Earthquakes are rare in malaysia because the 'pacific ring of fire' that runs close to indonesia and other countries around south east asia, avoids malaysia completely. A collection of volcanic arcs and oceanic trenches that partly encircles the Pacific Basin forms the so-called Ring of Fire and this is a zone of frequent earthquakes and volcanic eruptions.

Penang was lucky this time around because the quake occurred further south than the Acheh quake. If ever there is a tsunami, the chances are it will not make it as far as Penang, Sumatera and the surrounding islands will take the brunt of it. At least that’s what I’ve read from the news on the net. I pray to god that this quake and its aftershocks will not generate another destructive tsunami like the one that claimed so many lives in December. However, now, the second time around, the whole experience wasn’t as scary, because, when the earthquake happened back in December, I had never experienced a quake before. Back then, I thought that maybe the building was unstable and was collapsing, THAT was scary because it was something unknown. This time I knew what it was and I was much calmer. All in all, I was shaken but not stirred.

4 Comments:

At 29/3/05 11:06 am, Anonymous Anonymous said...

Glad to hear you survived your first encounters with earthquakes; they can be scary. However, I find there is an exhileration that accompanies the surrender of control albeit involuntary. It's abit like riding a roller coaster without paying the admission. In Tokyo , you feel at least one every other week. We had a large ceramic cat jump off a cabinet and break into a thousand pieces. quite startling to say the elast.

 
At 29/3/05 11:06 am, Blogger Digger said...

Glad to hear you survived your first encounters with earthquakes; they can be scary. However, I find there is an exhileration that accompanies the surrender of control albeit involuntary. It's abit like riding a roller coaster without paying the admission. In Tokyo , you feel at least one every other week. We had a large ceramic cat jump off a cabinet and break into a thousand pieces. quite startling to say the elast.

 
At 29/3/05 11:06 am, Blogger Digger said...

Glad to hear you survived your first encounters with earthquakes; they can be scary. However, I find there is an exhileration that accompanies the surrender of control albeit involuntary. It's abit like riding a roller coaster without paying the admission. In Tokyo , you feel at least one every other week. We had a large ceramic cat jump off a cabinet and break into a thousand pieces. quite startling to say the elast.

 
At 29/3/05 9:00 pm, Blogger kancilzilla said...

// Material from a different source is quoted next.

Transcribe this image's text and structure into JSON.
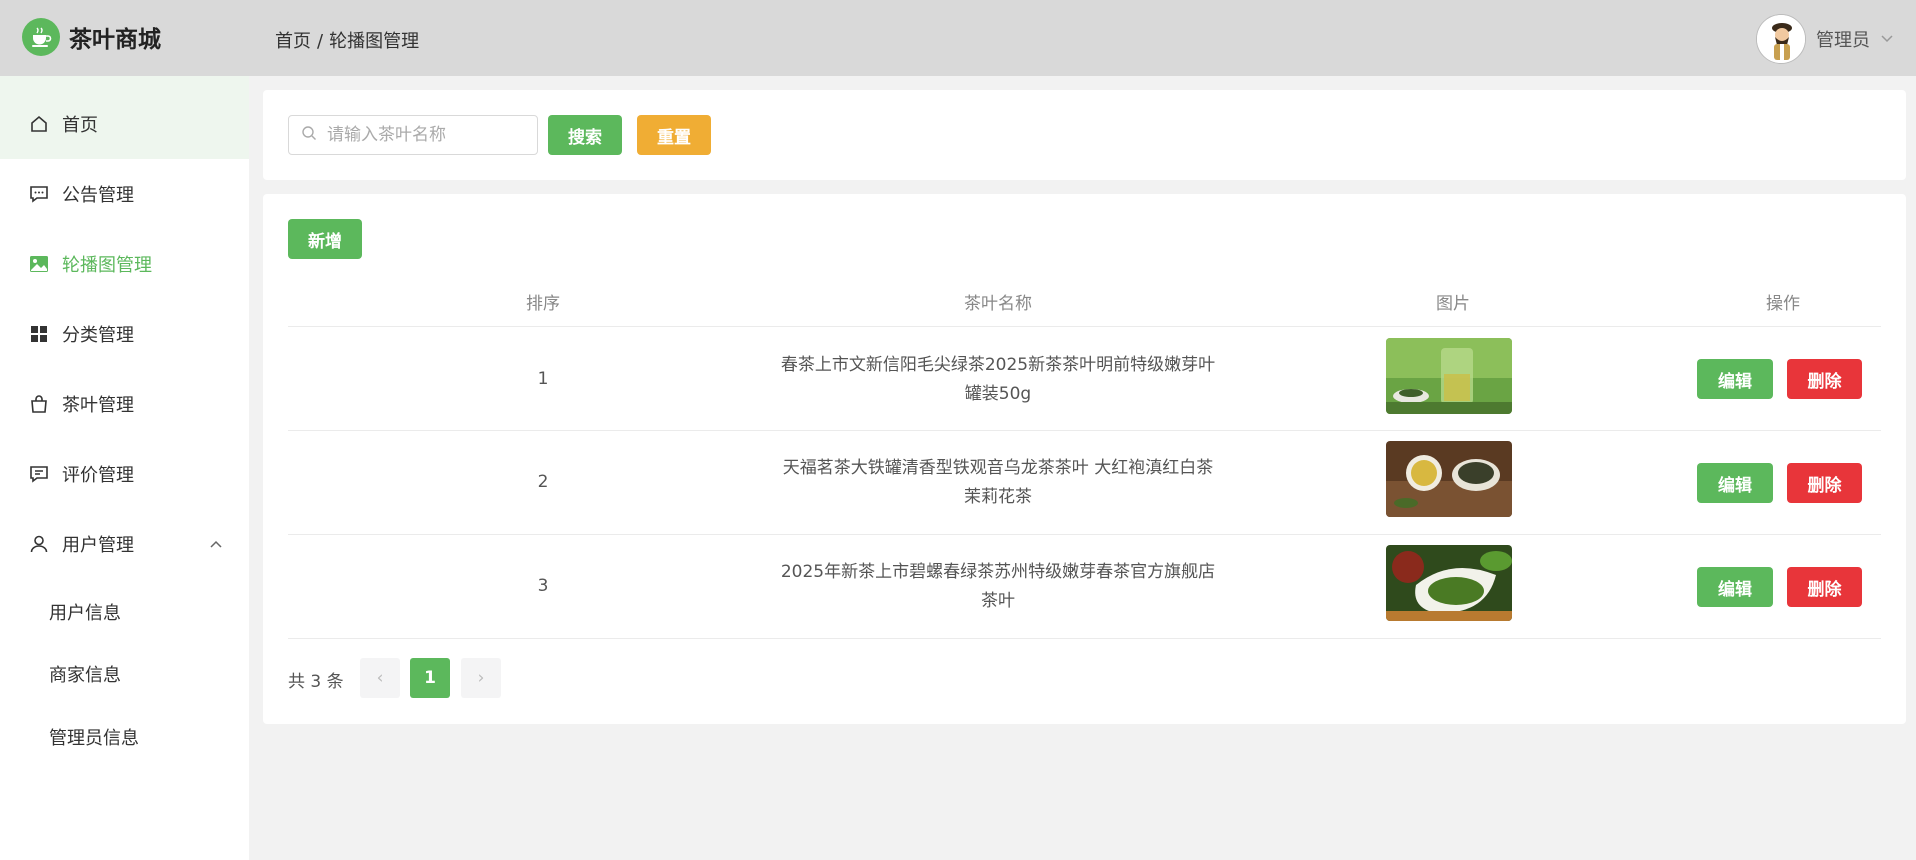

Wonder what that would feel like...an earthquake one every other week. The first time was enough to send me running outside fearing for my life. The second time wasn't as scary but still set my heart racing. Anyway what we felt here in penang (malaysia) wasn't enough to make ceramic cats or any other ceramic animal to jump off cabinets. It's true, it was exhilarating, especially when it's the first ever encounter with an earthquake. But the feeling of exhilaration goes away when you read about the death toll. It makes me feel sad, when I think of the lives that are lost and all the children that are orphaned because of the earthquake yesterday and the tsunami of Dec 26th. I'm just thankful that there was no tsunami. Another one of those would have been utterly devastating.